Un incendie a ravagé il y a plusieurs semaines une zone reboisée, il y a trois ans, dans le cadre d’un programme européen.
C’était il y a un mois, en pleine sécheresse, sur les hauteurs d’Acoua. Durant deux jours, les flammes ont parcouru l’espace vallonné de la réserve forestière des Crêtes du Nord. L’incendie serait d’origine humaine. De gros dégâts sur des zones récemment reboisées sont à déplorer. Cette zone protégée de 600 hectares est jalonnée de padzas, ces espaces totalement érodés, au sol nu et rougeâtre. Pâturage trop intensif ou déboisement ont laissé ces sols sans couvert végétal.
Les représentants du conseil général, propriétaire des terrains, de l’office national des forêts (ONF) et de la direction de l’agriculture (DAAF) se sont rendus sur place mardi matin pour constater les dégâts. Des dégâts il y en a, puisque la zone a bénéficié du 9e Fonds économique de développement (FED), une enveloppe européenne qui a permis de financer un projet de reboisement de padzas. Débuté sur le terrain en 2010, le programme s’est traduit par la mise en terre de plus de 100 000 pieds d’arbres, de l’acacia mangium principalement, une espèce venue d’Australie, très résistante, pour un budget de près de 500 000 euros. Sur les 64 hectares reboisés, 20 ont brûlé. Avec un coût de 8 à 12 000 euros par hectare, la facture de l’incendie avoisine les 200 000 euros. « Ce feu a été insidieux, il a parcouru une grande surface en épargnant certaines zones, mais a détruit beaucoup de jeunes pousses et endommagé des arbres plus matures », explique Daniel Lesur, responsable des services forestiers du conseil général.
Le reboisement des padzas permet de préserver la ressource en eaux des sols et donc de limiter l’impact d’une sécheresse, à l’image de celle qu’a connue Mayotte ces derniers mois (voir article).

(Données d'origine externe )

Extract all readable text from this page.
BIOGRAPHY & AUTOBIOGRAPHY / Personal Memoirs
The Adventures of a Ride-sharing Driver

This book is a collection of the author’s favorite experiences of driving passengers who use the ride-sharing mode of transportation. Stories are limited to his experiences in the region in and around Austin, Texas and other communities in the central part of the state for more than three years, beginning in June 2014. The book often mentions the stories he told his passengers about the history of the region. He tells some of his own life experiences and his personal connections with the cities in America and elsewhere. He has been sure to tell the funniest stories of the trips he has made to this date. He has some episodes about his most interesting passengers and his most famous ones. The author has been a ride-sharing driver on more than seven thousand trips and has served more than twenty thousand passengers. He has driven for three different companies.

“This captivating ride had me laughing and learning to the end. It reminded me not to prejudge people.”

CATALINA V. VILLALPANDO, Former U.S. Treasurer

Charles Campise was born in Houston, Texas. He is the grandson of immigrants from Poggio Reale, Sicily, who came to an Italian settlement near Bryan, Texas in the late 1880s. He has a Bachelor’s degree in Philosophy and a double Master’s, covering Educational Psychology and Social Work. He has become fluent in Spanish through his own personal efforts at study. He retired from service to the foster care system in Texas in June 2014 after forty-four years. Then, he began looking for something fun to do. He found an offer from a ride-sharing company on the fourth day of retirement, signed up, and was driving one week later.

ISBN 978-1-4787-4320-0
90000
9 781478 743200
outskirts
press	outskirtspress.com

L’objectif de ce type d’opération de reboisement est la reconstitution d’un couvert forestier, c’est-à-dire une zone boisée, au milieu de laquelle des espèces locales seront replantées. L’acacia mangium est une espèce invasive et exotique de Mayotte, a priori indésirable sur l’île. Mais c’est une des seules essences suffisamment résistantes pour pousser sur des padzas. « Les espèces locales ont vocation à prendre la place de l’acacia lorsqu’il aura atteint une croissance suffisante », explique Daniel Lesur.
Absence de moyens aériens
L’incendie va donc considérablement retarder les différentes étapes du programme de reboisement. Sur l’origine du feu, il y a peu de doutes. « C’est forcément un incendie volontaire, la foudre ne provoque pas d’incendie ici », analyse Laurent Mercy le directeur de l’Office national des forêts (ONF) à Mayotte. Les agents du conseil général n’ont pu que constater l’avancée de l’incendie, le jour même de son déclenchement, impuissants.
Le site est accessible en quittant la route nationale peu avant le village d’Acoua en venant du Sud, le sentier de grande randonnée (GR) passe à proximité. Malgré une piste forestière goudronnée, les padzas ne sont pas accessibles par les pompiers. « Une intervention qui aurait pu limiter les dégâts », souligne Daniel Lesur. Seuls des moyens aériens pourraient atteindre ces espaces forestiers. La sécurité civile à Mayotte ne dispose pas encore d’un avion ou d’un hélicoptère pour lutter contre les feux de forêts.
En 2013, l’allumage de feu sur les parcelles agricoles ou les zones de pâturage, alliés à la sécheresse, ont engendré la destruction par les flammes de près de 80 hectares de réserves forestières, soit 30 % des destructions recensées ces dix dernières années.